Gli assalitori erano già divenuti tanto stremi di viveri, che i soldati campani, che con essi militavano, abbottinatisi corsero alle tende del generale, minacciando di disertare ai nemici. Imilcone a sommo stento gl’indusse ad aver pazienza; chè ivi a pochi giorni avrebbero viveri in copia: ed in pegno della sua fede consegnò loro le ciotole, nelle quali beveano i soldati cartaginesi.
Non erano queste vane promesse. Avea il punico generale saputo da un disertore, che i Siracusani aveano spedite le loro galee a scortare le navi, che doveano venire cariche di frumento e di viveri; però avea chiamate da Panormo e da Mozia quaranta delle sue galee, che fece porre in agguato, per intraprendere le navi siracusane; e gli venne fatto. I Siracusani; assaliti alla sprovveduta, perderono alcune delle loro galee; le altre fuggirono. Le navi da carico, spinte contro il lido, furono tutte predate. Cambiò allora lo stato delle cose. I Cartaginesi erano ben pasciuti, i Siracusani cominciarono a patir la fame.
In questo, que’ Campani, che per Agrigento militavano, avuti quindici talenti da Imilcone, passarono al suo campo.

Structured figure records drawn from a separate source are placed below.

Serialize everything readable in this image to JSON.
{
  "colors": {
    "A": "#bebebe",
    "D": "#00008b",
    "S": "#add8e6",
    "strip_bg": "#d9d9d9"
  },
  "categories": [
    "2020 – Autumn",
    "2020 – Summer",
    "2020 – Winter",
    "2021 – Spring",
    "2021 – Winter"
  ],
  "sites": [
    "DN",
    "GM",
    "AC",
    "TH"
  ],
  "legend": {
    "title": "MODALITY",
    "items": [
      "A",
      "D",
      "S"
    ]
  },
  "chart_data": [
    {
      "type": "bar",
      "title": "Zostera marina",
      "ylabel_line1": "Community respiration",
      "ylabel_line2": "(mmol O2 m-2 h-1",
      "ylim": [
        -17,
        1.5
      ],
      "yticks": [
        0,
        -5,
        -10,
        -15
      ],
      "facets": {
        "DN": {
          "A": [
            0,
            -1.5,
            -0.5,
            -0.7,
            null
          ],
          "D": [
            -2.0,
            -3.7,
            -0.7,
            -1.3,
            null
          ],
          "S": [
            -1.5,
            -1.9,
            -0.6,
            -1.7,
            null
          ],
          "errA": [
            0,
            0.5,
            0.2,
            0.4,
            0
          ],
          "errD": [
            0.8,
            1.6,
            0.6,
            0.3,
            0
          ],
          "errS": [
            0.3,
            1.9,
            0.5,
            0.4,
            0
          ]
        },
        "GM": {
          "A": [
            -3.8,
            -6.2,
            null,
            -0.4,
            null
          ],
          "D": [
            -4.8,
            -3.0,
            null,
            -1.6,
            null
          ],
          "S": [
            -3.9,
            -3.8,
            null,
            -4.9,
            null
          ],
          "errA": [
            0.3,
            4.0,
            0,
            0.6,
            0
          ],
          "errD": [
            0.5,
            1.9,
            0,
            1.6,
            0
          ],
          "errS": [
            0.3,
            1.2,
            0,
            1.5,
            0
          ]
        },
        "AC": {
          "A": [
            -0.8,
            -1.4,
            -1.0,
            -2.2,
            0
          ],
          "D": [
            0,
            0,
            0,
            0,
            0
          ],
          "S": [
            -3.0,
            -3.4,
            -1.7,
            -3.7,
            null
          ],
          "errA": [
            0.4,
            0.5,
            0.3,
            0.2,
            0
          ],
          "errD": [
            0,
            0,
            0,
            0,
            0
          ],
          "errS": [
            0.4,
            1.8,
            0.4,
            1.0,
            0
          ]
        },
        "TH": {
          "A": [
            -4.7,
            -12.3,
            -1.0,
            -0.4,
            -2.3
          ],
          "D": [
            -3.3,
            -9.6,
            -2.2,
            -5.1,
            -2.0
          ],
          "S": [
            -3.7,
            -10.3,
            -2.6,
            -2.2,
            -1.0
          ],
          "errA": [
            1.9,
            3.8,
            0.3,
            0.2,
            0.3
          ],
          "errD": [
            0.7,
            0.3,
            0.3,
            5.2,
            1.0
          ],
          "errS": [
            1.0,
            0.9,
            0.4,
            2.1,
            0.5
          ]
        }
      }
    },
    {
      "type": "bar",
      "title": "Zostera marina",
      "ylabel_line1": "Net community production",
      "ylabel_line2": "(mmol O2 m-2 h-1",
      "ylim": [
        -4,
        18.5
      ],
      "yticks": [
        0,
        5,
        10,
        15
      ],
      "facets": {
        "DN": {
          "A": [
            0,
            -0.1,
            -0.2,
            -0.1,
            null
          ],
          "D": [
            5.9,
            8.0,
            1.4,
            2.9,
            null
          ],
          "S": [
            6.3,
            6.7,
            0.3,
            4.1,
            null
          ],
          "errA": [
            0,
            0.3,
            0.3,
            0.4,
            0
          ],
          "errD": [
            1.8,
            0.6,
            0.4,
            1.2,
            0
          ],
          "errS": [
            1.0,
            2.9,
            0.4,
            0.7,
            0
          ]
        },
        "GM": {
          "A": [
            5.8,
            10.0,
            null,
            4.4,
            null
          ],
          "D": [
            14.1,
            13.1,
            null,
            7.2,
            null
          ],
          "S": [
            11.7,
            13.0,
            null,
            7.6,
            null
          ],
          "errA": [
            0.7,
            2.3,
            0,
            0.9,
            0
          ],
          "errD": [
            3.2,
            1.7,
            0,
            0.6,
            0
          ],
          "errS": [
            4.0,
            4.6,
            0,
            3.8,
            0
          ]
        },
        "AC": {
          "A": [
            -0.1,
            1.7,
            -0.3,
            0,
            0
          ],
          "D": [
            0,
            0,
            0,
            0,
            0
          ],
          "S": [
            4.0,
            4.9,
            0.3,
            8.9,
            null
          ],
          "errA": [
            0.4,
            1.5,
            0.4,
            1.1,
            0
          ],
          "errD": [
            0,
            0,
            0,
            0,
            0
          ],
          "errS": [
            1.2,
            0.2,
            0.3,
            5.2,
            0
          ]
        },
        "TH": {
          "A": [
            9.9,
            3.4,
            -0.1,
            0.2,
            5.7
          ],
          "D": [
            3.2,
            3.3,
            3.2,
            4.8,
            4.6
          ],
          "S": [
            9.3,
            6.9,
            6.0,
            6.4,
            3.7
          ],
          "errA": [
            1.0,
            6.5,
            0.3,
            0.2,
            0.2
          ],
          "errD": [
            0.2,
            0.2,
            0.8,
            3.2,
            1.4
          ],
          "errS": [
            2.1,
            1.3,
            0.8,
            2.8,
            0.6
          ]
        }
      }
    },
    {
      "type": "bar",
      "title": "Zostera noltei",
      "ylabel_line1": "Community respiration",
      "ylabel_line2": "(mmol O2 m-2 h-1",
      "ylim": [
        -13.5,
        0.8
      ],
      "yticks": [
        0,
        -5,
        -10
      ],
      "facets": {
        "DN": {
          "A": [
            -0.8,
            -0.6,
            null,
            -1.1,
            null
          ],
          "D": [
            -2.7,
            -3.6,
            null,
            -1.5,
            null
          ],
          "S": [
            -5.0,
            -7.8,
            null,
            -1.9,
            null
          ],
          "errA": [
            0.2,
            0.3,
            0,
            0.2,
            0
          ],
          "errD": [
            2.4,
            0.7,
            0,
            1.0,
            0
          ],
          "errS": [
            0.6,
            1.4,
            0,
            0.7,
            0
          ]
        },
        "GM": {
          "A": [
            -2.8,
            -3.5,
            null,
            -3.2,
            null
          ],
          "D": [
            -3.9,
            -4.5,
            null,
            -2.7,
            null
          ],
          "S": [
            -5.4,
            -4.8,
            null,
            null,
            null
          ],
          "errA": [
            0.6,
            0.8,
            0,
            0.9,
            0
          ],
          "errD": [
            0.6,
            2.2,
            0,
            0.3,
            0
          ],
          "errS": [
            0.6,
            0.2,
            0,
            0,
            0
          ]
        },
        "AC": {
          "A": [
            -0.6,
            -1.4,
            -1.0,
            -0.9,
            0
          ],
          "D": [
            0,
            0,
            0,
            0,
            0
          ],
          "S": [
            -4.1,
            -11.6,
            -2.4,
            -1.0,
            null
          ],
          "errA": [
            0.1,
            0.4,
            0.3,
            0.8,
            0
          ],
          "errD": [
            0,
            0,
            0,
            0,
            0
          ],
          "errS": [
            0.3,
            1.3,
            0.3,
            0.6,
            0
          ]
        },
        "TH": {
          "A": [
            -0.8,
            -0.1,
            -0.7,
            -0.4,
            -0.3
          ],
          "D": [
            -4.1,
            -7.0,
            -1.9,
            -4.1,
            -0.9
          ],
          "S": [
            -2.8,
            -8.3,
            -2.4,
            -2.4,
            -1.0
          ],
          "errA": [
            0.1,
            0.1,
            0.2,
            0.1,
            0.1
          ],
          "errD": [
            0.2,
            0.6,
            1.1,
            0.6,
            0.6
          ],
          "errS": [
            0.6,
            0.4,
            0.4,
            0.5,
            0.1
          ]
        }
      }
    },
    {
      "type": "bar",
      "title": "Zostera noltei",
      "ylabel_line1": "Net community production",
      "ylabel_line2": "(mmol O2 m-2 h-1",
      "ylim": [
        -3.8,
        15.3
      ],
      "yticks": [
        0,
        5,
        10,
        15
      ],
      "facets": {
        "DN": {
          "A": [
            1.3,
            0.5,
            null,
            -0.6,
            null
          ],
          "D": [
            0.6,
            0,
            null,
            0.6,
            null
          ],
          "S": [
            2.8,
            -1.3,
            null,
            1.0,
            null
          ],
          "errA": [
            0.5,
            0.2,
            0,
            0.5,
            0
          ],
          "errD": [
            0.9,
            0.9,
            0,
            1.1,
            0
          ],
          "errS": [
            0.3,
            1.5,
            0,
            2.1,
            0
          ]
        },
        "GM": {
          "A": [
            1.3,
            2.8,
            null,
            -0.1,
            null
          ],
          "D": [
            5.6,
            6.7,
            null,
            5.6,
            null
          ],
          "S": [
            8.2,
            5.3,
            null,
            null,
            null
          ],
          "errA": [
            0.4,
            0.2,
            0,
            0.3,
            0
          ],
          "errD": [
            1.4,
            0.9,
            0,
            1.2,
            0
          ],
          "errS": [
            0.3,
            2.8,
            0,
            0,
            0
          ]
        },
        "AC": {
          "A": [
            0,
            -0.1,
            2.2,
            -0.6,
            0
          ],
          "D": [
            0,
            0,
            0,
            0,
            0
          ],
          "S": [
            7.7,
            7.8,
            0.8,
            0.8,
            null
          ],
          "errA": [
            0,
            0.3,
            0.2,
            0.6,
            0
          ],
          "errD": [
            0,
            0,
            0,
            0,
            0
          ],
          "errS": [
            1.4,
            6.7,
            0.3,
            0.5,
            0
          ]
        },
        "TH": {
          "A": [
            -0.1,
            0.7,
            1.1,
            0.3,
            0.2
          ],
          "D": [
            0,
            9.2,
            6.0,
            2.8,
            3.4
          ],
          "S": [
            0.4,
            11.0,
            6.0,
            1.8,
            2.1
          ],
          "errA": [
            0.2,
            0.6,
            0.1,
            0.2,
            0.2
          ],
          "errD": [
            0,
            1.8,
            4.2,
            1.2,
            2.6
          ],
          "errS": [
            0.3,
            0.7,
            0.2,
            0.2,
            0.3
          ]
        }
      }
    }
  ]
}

Con altri quindici talenti, come fama ne corse, fu guadagnato Decippo; il quale, non solo si ritrasse co’ suoi, ma persuase gl’Italiani a far lo stesso. Il pretesto che mettea avanti era la mancanza di viveri, ciò indusse gli Agrigentini ad esaminare quanto ne restava in città. Fu trovato esservene solo per pochi giorni. Quella numerosa e lussuriante popolazione non potè patire pure l’idea dello stento.